Por Luciana Gurgel

Luciana Gurgel

A bravura de uma jornalista afegã acaba de ser reconhecida pela revista Time, que incluiu Zhara Joya, de apenas 29 anos, na lista das 12 Mulheres do Ano de 2022.

Ela enfrentou o extremismo do Talibã duas vezes. Na primeira, teve que se vestir de menino para estudar. Na segunda, exilou-se em Londres e daqui continua comandando seu site com notícias sobre a situação das mulheres afegãs, em um país onde o jornalismo foi dizimado.

É uma boa notícia que não compensa outras não tão boas assim nesta semana em que se comemora o Dia Internacional da Mulher.

A quantidade de mulheres jornalistas processadas, presas ou objeto de assédio online e offline cresce sem parar.

A Federação Internacional de Jornalistas publicou o resultado de duas pesquisas, feitas entre membros de sindicatos afiliados e profissionais de redação, constatando que há um longo caminho a percorrer para solucionar o problema do abuso online − e cobrou das empresas jornalísticas mais engajamento.

Enquanto isso, a ascensão profissional continua sendo uma barreira difícil de transpor.

O levantamento anual do Instituto Reuters para Estudos do Jornalismo deste ano mostrou queda de 1 ponto percentual na quantidade de mulheres como editoras principais nos veículos de maior circulação e audiência em vários países, incluindo o Brasil.

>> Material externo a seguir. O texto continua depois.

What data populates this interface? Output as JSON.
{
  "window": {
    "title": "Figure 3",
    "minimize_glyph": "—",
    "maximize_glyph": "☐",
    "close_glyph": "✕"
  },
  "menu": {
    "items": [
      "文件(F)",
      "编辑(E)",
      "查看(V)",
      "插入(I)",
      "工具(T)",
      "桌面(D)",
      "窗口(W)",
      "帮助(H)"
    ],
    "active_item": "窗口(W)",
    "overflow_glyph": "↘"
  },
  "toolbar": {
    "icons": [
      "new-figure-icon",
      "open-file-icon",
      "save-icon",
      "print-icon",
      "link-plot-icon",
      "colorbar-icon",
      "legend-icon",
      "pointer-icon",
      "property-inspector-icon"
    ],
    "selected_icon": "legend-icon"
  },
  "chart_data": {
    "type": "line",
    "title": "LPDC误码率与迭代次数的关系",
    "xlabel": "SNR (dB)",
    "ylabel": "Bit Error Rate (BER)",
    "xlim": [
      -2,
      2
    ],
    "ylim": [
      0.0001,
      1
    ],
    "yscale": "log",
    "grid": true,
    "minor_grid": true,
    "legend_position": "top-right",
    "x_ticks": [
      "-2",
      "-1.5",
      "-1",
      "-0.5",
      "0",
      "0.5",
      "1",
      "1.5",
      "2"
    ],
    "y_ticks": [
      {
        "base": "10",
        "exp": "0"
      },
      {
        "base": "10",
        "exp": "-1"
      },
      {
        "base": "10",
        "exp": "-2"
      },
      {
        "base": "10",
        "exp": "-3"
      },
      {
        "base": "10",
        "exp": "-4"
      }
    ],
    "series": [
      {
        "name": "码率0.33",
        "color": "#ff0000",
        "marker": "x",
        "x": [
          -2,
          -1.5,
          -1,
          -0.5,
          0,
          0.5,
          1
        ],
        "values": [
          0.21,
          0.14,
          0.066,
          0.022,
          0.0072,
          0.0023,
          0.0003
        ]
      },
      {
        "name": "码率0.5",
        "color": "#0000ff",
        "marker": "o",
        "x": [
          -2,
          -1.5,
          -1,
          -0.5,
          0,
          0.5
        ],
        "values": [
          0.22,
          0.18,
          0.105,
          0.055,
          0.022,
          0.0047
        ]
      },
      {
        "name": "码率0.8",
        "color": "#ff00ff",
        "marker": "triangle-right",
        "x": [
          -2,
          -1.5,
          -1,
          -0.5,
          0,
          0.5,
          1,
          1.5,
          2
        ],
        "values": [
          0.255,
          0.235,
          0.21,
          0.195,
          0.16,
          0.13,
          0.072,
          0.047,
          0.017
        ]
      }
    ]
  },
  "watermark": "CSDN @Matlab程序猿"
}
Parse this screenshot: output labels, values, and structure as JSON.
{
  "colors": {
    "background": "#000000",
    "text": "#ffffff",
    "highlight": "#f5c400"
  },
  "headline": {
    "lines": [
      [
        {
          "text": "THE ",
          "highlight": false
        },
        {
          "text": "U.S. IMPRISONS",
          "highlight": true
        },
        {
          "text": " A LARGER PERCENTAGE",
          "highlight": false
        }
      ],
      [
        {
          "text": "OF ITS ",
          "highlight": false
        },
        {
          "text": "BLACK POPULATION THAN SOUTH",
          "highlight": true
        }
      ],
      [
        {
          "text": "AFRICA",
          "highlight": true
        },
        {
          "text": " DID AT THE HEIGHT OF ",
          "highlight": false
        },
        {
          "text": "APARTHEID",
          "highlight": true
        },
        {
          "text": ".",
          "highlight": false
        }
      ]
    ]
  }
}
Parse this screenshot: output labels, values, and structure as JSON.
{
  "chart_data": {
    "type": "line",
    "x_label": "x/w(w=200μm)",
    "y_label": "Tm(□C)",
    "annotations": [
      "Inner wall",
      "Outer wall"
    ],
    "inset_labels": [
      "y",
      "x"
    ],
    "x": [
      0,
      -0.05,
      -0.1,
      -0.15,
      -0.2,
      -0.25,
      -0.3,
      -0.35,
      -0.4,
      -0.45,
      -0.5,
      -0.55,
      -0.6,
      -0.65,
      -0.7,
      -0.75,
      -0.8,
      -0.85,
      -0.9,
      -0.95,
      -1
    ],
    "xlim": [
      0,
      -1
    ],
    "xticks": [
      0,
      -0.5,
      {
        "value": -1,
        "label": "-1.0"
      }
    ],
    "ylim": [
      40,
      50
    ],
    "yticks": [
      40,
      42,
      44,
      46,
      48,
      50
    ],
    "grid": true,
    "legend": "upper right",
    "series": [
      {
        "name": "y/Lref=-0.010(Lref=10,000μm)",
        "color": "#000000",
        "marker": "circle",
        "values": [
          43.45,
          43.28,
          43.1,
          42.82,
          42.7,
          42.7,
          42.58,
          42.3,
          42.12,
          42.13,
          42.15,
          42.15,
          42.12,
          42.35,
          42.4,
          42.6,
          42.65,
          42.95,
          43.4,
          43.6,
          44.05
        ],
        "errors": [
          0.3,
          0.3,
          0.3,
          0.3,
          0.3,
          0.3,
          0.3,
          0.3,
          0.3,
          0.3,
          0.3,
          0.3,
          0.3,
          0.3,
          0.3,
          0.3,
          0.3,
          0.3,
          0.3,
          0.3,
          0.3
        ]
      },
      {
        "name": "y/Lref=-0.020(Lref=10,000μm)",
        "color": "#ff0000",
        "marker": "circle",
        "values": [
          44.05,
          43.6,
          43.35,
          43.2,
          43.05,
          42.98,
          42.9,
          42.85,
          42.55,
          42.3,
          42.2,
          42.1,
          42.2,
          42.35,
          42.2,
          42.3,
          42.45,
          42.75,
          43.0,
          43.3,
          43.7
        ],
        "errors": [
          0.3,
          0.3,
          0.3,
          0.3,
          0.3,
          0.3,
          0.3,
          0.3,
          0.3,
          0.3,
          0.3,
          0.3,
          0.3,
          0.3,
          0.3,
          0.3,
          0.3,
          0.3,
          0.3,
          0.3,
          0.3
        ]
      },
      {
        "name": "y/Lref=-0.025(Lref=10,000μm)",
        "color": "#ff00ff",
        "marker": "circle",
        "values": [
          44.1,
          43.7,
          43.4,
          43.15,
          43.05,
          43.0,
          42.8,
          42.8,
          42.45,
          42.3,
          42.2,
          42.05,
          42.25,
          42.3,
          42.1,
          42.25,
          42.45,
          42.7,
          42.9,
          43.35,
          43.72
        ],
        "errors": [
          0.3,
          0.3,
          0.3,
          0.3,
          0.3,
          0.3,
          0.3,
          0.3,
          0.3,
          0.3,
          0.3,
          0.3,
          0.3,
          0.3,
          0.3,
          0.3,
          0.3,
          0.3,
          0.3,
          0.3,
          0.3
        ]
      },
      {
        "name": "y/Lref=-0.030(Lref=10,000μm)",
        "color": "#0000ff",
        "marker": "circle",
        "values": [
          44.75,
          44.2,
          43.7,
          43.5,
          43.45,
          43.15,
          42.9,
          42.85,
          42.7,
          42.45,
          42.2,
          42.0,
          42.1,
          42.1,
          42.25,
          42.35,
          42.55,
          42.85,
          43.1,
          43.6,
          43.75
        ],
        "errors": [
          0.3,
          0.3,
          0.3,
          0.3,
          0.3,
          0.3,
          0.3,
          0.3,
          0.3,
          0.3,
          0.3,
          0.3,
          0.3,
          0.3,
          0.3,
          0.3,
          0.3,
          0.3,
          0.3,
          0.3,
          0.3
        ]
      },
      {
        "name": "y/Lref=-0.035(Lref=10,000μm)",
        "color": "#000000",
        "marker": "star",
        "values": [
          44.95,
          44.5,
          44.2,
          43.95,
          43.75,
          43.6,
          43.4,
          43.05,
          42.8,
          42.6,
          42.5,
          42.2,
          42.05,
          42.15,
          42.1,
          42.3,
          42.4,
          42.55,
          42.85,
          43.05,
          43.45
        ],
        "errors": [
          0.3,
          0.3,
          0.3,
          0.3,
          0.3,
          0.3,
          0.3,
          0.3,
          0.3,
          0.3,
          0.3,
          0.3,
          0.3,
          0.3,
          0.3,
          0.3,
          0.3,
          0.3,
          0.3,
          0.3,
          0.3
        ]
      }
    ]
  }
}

Apenas 21% dos 179 líderes nas 240 redações pesquisadas são mulheres, apesar de, em média, 40% dos jornalistas serem do sexo feminino, segundo o Reuters.

Em 11 dos 12 países pesquisados pelo instituto, homens mandam em mais da metade da grande mídia.

O Brasil foi um dos países que andou para trás. Jornalistas mulheres ocupavam 12% dos cargos de chefia há um ano, e agora detêm 7%.

Os resultados mostram que o acesso ao topo da cadeia de comando continua desigual, prejudicando carreiras.

Para a sociedade, o efeito é um noticiário editado majoritariamente por homens, sem as experiências de vida das jornalistas mulheres.

Isso não quer dizer que homens não tenham sensibilidade para tratar de questões que envolvem mulheres. Mas o equilíbrio de visões em decisões editoriais ajuda a oferecer ao público uma cobertura plural.

Os pesquisadores do Reuters afirmam que o ‘quem’ da frase ‘quem decide o que será notícia’ importa tanto na prática quanto simbolicamente.

“As pessoas que ocupam cargos de liderança na mídia exercem poder e influência, representando tanto sua organização em particular como a indústria como um todo. Elas moldam a cobertura e as redações.”

A pesquisa identificou uma grande variação de país a país na quantidade de pessoas que acessam notícias de veículos liderados por uma mulher. No Quênia, o percentual é de 81%. Na África do Sul é de 80%. Na outra ponta estão o Brasil, com 24%, e o Japão, com míseros 5%.

Nomeações de estrelas não refletem indústria

Ironicamente, algumas grandes redações globais nomearam mulheres para o comando em tempos recentes, dando a (falsa) impressão de que a situação mudara.

Foi o caso da Reuters, que entregou o bastão à italiana Alessandra Galloni. Além de ser a primeira mulher a liderar a agência de notícias britânica em 170 anos, ela não tem o inglês como língua materna.

O Washington Post escolheu Sally Buzbee como editora executiva, a primeira em 144 anos.

Na Associated Press, Daisy Veerasingham tornou-se CEO, em um triplo pioneirismo: é a primeira mulher, não branca e nascida fora dos EUA a dirigir a agência.

Em 2020, Roula Khalaf havia sucedido o lendário editor Lionel Barber no Financial Times.

Contudo, examinando um conjunto mais amplo de empresas, a realidade constatada pelo Reuters foi bem diferente: dos 51 novos editores nomeados em um ano, somente 23% eram mulheres.

Para quem estiver em busca de inspiração, os modelos a seguir são Espanha, Reino Unido e EUA.

Nos três mercados, a metade ou mais dos novos chefes de redação nos últimos 12 meses foram jornalistas do sexo feminino, uma prova de que é possível aumentar o equilíbrio e equalizar as oportunidades.